How to Find Magnetic Flux and EMF in a Moving Loop Near a Current-Carrying Wire?

[leonne]

Homework Statement

square loop of wire (side a) lies on a table a distance S from very long straight wire which carries current I
A) find flux of B
B) if someone now pulls the loop away from wire at speed V what emf is generated

Homework Equations

The Attempt at a Solution

I just have some questions about this problem
A)flux=$$\int$$ B.da B=uI/2pieS
flux=uI/2pie $$\int$$ 1/s (ads) my question is why did da become ads? they integrate it from s to s+a

B)$$\epsilon$$=-d$$\phi$$/dT
$$\epsilon$$=-uIa/2pie(d/dt)ln(s+a/s) ds/dt=v
$$\epsilon$$=uIa/2pie((1/s+a )ds/dt-1/s(ds/dt) also i have no idea how the got this line.
thanks

 

[mark726]

for any help!

Hello! To answer your first question, da becomes ads because it represents the infinitesimal area element of the square loop. As you integrate from s to s+a, the area element changes from s to s+a, hence the integration of ads.

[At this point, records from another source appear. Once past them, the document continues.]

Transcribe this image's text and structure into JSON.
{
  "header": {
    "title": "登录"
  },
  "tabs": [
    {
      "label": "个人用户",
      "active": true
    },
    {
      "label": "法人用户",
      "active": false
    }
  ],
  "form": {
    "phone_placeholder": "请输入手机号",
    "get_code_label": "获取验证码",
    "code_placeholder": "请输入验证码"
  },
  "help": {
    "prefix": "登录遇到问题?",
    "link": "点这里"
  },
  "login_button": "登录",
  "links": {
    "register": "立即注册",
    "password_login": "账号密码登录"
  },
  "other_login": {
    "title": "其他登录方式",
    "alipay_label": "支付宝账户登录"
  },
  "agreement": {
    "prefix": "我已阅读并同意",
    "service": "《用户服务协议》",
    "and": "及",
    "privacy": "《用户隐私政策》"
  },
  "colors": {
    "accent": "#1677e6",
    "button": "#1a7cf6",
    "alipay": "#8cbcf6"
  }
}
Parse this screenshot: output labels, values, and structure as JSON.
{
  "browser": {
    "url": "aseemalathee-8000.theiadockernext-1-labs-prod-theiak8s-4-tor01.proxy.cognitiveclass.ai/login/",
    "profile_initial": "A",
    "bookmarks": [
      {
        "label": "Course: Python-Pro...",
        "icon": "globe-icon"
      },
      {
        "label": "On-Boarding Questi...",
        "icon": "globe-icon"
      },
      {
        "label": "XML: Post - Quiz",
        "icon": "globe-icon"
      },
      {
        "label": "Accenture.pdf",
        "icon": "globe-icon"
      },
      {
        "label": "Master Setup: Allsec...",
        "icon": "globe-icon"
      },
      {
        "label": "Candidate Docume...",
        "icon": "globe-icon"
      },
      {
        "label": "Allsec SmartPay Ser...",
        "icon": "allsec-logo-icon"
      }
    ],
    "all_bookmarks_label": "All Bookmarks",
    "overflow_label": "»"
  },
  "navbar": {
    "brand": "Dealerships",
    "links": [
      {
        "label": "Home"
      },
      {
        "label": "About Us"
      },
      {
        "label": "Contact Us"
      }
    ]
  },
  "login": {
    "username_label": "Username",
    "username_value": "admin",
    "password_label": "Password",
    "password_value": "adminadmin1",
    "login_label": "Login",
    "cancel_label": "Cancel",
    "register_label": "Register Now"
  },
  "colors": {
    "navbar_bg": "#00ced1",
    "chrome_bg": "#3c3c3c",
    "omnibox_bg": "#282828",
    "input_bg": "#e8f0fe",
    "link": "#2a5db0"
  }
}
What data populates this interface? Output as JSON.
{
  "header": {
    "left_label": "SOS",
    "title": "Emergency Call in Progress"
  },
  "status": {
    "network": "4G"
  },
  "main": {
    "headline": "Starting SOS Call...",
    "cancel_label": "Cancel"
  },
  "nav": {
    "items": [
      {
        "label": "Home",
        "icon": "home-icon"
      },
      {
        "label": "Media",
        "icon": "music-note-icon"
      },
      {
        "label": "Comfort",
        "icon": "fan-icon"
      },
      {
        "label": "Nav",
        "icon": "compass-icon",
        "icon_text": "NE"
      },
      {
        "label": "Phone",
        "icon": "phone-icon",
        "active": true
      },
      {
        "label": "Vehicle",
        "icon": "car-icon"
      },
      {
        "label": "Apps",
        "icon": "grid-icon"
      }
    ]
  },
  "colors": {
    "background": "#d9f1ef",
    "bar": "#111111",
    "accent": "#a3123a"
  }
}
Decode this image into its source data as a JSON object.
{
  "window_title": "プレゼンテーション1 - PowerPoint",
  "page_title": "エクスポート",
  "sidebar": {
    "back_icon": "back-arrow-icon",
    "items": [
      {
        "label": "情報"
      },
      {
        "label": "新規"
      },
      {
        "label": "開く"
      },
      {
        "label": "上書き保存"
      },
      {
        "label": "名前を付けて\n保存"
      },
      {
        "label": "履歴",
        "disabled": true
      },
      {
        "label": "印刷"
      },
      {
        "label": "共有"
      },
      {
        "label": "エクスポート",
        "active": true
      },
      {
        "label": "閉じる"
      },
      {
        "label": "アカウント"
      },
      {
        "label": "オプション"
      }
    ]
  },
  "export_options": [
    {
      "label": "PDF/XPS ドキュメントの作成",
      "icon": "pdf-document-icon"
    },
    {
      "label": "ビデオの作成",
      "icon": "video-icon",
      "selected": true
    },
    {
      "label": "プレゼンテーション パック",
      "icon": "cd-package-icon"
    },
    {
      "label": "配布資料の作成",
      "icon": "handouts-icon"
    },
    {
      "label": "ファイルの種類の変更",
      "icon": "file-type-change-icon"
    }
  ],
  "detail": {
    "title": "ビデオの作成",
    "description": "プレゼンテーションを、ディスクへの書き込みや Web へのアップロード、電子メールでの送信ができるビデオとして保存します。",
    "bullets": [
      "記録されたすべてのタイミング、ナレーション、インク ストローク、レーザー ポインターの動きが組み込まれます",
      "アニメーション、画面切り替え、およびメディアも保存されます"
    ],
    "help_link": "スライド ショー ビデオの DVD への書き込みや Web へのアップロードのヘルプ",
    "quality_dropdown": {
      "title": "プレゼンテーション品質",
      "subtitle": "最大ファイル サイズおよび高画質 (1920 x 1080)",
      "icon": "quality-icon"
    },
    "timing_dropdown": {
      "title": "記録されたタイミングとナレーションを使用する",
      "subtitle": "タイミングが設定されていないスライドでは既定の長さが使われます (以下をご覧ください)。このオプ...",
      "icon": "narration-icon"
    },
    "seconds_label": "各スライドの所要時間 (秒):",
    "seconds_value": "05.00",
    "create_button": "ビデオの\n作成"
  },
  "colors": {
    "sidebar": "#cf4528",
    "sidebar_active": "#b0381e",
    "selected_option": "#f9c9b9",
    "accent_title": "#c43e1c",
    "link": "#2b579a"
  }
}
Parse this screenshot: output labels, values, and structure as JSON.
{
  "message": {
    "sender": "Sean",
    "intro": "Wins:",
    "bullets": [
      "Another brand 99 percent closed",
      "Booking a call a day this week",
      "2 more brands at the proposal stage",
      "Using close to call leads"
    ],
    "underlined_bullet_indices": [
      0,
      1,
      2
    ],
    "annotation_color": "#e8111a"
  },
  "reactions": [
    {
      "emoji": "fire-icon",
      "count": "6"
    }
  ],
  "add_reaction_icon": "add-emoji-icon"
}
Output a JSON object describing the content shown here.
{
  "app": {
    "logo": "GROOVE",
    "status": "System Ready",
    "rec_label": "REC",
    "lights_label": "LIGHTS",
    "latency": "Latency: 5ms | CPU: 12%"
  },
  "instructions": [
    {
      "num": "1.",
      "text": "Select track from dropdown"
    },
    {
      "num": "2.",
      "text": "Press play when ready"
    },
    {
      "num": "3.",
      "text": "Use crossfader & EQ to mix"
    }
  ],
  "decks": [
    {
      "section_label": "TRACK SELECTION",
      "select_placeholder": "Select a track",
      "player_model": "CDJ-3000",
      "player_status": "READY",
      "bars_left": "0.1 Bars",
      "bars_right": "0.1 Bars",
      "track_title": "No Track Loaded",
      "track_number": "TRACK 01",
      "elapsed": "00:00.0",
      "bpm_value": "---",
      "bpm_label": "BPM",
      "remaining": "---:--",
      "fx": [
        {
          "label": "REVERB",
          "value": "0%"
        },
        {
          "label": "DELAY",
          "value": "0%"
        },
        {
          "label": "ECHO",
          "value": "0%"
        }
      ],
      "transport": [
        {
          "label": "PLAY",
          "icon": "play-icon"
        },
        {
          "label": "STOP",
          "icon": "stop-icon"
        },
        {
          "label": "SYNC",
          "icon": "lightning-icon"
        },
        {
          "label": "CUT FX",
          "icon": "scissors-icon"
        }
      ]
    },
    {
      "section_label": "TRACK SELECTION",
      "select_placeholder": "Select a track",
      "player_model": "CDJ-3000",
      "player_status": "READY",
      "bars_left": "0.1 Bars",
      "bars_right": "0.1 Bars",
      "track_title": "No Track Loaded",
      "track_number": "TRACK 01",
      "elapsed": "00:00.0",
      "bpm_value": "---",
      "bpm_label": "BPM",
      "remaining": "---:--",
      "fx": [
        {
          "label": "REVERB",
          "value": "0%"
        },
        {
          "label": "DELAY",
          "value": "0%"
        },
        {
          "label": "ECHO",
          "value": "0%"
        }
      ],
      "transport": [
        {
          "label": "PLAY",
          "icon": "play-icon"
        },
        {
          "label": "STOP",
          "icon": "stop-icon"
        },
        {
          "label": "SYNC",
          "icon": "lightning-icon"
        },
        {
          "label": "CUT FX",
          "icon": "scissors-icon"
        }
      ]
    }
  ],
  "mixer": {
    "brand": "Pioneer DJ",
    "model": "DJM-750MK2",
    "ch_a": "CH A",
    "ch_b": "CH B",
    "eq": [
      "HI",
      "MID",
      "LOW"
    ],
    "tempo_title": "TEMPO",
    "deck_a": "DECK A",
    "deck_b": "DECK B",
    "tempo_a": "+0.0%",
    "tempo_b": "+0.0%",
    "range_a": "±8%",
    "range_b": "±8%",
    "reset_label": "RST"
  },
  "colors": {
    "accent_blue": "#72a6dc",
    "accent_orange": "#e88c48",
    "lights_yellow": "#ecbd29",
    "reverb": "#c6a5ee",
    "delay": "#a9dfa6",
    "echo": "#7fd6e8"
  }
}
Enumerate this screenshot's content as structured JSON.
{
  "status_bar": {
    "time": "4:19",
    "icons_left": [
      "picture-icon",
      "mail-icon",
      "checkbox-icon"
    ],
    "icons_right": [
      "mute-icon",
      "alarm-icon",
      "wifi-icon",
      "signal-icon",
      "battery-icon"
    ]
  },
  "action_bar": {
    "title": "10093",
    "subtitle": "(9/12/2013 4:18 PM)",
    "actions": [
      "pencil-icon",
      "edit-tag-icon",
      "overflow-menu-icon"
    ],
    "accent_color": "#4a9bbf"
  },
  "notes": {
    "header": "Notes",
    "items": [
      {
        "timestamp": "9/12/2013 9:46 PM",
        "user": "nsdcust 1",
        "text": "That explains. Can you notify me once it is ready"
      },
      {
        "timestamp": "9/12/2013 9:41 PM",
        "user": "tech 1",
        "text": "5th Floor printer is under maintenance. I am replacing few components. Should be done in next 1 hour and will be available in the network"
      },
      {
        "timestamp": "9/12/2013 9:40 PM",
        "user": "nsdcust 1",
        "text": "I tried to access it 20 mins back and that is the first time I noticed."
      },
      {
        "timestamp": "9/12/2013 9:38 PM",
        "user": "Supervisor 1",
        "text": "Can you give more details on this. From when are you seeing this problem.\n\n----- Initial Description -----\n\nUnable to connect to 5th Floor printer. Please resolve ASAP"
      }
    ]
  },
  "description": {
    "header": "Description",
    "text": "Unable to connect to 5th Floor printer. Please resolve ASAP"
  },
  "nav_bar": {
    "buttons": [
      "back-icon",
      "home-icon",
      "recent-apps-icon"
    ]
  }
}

For part B, the equation for emf can be derived from Faraday's law, which states that the induced emf is equal to the negative rate of change of magnetic flux. In this case, we are considering the magnetic flux through the square loop, which is given by the equation you provided in part A. The negative sign comes from the direction of the induced current, which will oppose the change in magnetic flux.

To solve for the emf, we can substitute the value of ds/dt (which is equal to the speed v at which the loop is being pulled away) into the equation. Then, we can simplify to get the final equation for emf.

I hope this helps! Let me know if you have any further questions.